If we measure a new deviation from the predicted measurement of 0.75, we see that this approach doesn’t result in a detected anomaly. Using a statistical approach with three standard deviations will give you the purple line, as shown above, and a threshold at 0.4. That is not the desired behavior, and it explains why so many false positives are present when using this approach. But this approach also has its limitations. Imagine you measure a deviation of 0.85. As illustrated in the graph below, this triggers the detection of an anomaly.
To avoid this, simply increase the boundary set. In practice, we noticed that increasing the boundary by 50% - or multiplying the boundary by 1.5 - gave us the best results. The reason for this is that only significantly larger deviations than past deviations trigger an anomaly. The example below illustrates the effect of applying a scaled threshold.

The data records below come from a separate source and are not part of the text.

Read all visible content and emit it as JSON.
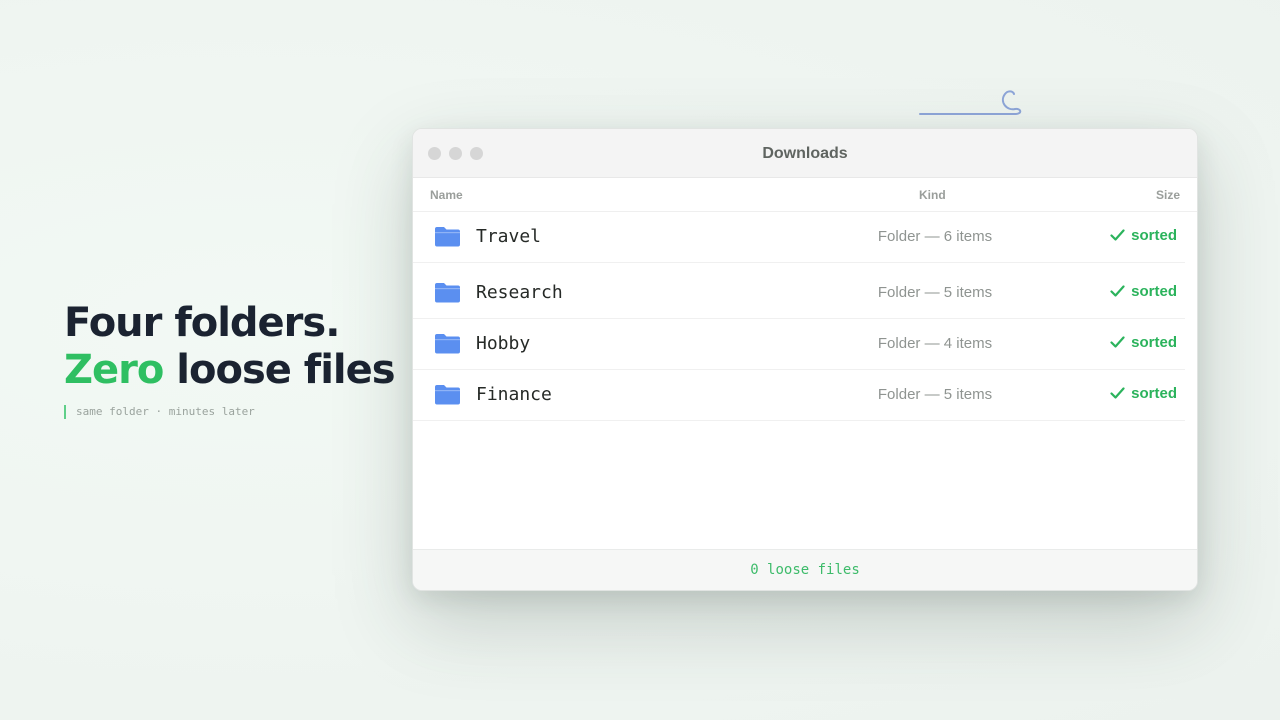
{
  "headline": {
    "line1": "Four folders.",
    "line2_accent": "Zero",
    "line2_rest": " loose files",
    "subline": "same folder · minutes later"
  },
  "window": {
    "title": "Downloads",
    "columns": {
      "name": "Name",
      "kind": "Kind",
      "size": "Size"
    },
    "rows": [
      {
        "name": "Travel",
        "kind": "Folder — 6 items",
        "status": "sorted",
        "icon": "folder-icon"
      },
      {
        "name": "Research",
        "kind": "Folder — 5 items",
        "status": "sorted",
        "icon": "folder-icon"
      },
      {
        "name": "Hobby",
        "kind": "Folder — 4 items",
        "status": "sorted",
        "icon": "folder-icon"
      },
      {
        "name": "Finance",
        "kind": "Folder — 5 items",
        "status": "sorted",
        "icon": "folder-icon"
      }
    ],
    "footer": "0 loose files"
  },
  "colors": {
    "accent": "#2fbf62",
    "folder": "#5b8ff0",
    "status": "#2bb35c"
  }
}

A deviation from the predicted measurement of 1.3 triggers an anomaly, and deviations of everything below 1.2 don’t.
But if you have 3 data points, instead of just 1 that is significantly higher. You can apply the aggregation methods described in the previous blog post, such as the low pass moving average illustrated below (with a forgetting factor of 0.9).
As you can see, this shows you can detect this anomaly after the second value even though this value was below the threshold in the previous example. That means combining the thresholding discussed here with the data aggregations method from the previous blog post allows you to catch more anomalies faster, without getting the false positives experienced with statistical methods. In our experience, we got the best result by using the past eight days as history. That ensures you have each day of the week in your model and provides a bit more stability to allow for any holidays. Since we typically use eight days of past data as history, it’s not possible to detect two anomalies in the same week. After an anomaly, it takes at least eight days before you can detect a similar anomaly. We are experimenting with methods to avoid this. The best solution we’ve found so far is to let our DevOps team acknowledge anomalies, so we can ignore them in our models. We are also experimenting with forgetting factors for these boundaries, but with no luck so far. We’ll let you know if we find something that works in another blog post.
In this blog post, we shared the approach we use to set thresholds for our anomaly detection model. For predictive anomaly detection methods, we use deviations from the prediction as an input signal. That ensures we can use time-series prediction methods to capture seasonality, but we don’t have to deal with the seasonality when determining the ideal boundaries. For methods that return a score like the RRCF method, use that as an input for this algorithm. We achieved our best results in practice by setting the detection thresholds to 1.5 times the maximum (and minimum) deviation measured.